Lately, American Express has been touting the values of “shopping small” and supporting local merchants, which I not only espouse but practice. Of course, there is a certain irony about a huge global conglomerate urging us to patronize mom-and-pop merchants who often do not accept American Express credit cards due to the high merchant fees. Still, I think American Express has tapped into something important here.
So many of us are on anti-depressants for reasons other than the chemical imbalances these drugs were originally meant to correct. I keep reading articles about people medicating themselves to cope with loneliness and isolation, and our young people seem to be especially hard hit. Many of them have no family nearby and few or no close friends.
I am convinced that this sense of isolation and loneliness has given rise to the current ancestry research industry. Where did I come from? Who do I look like? Who am I? These are questions I never had to ask myself or anybody else. I am surrounded by the portraits of family members going back almost 400 years, and I grew up hearing all the stories of who they were and what they did.
And as for the question “Who do I look like?” Well, I need only look at the portrait of my 14-year-old great-grandmother Isabella in my bedroom to answer that. But not everyone is lucky enough to have all that information, particularly in a time when daddy might have been an anonymous sperm donor.
It all comes down to the search for a connection. If I can’t connect with anyone in my present, maybe I can connect with someone in my past.
The Hallmark Channel has been showing its usual collection of romantic, heart-warming Christmas movies since mid-summer as they’ve done for several years now. It’s a formula that works well for them and for those of us who would rather spend 90 minutes in sweet anticipation of that “kiss” at the end than watch two people rip each other’s clothes off five minutes after they’ve met.
Maybe it’s been there all along and I’ve just not noticed, but the current crop of Christmas romance movies not only have that lonely, big-city guy/gal finding love not in a big city but in a small town as they slowly connect (or reconnect) with those small-town values – home, family, children, friends and traditions.
The reality is, however, that moving to a small town isn’t always a cure for big city depression. After 16 years of living in Haddonfield, I still sometimes feel like an outsider. I wasn’t raised here and I didn’t raise children here, and Haddonfield is definitely a family-oriented town, which is wonderful. So I have found other ways of connecting by doing what I do best.
I was elected to the Board of Directors of my Community as the Communications Director. The President of the Board created that position for me taking advantage of one of my strengths. I am the Board member residents contact when they have issues (what we used to call “problems”) and I do my best to get their issue resolved with a lot of help from my fellow Board members.

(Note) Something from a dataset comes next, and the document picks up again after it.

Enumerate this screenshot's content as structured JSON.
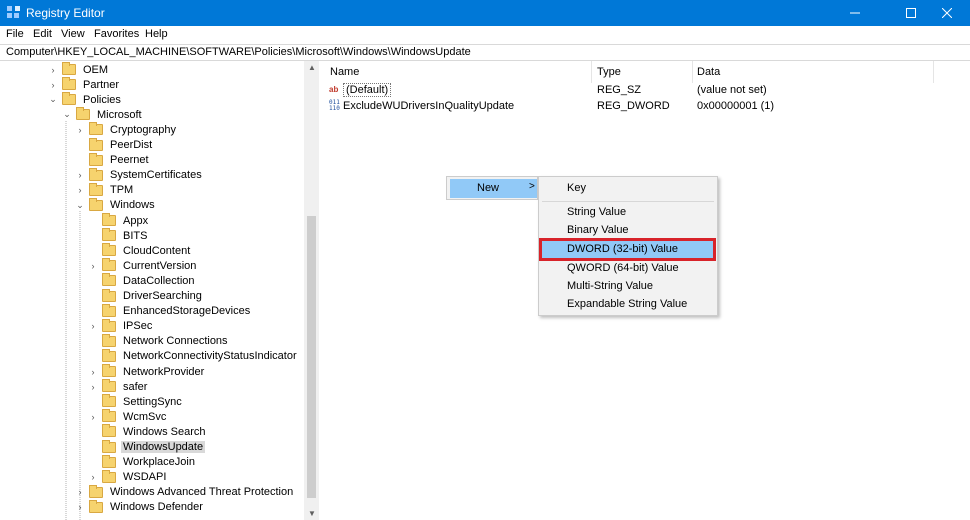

In addition, I started the practice of sending Community Bulletin Board memos to keep people up-to-date. I also created a Newsletter which I’ve been sending out quarterly for the last six years. This is probably the most popular thing I do. I love doing it and the residents love reading it; many have requested to remain on the distribution list after they’ve moved away, just to stay connected.
So you see, it’s all about connections – how I established connections to my Community and how I help those in my Community connect with each other.
After creating man, God observed that it was not good for him to be alone. I often get angry and frustrated with Him at the way He set things up, but I have to hand it to Him on this one. This one He got right. How we make that connection, or not, is all up to us.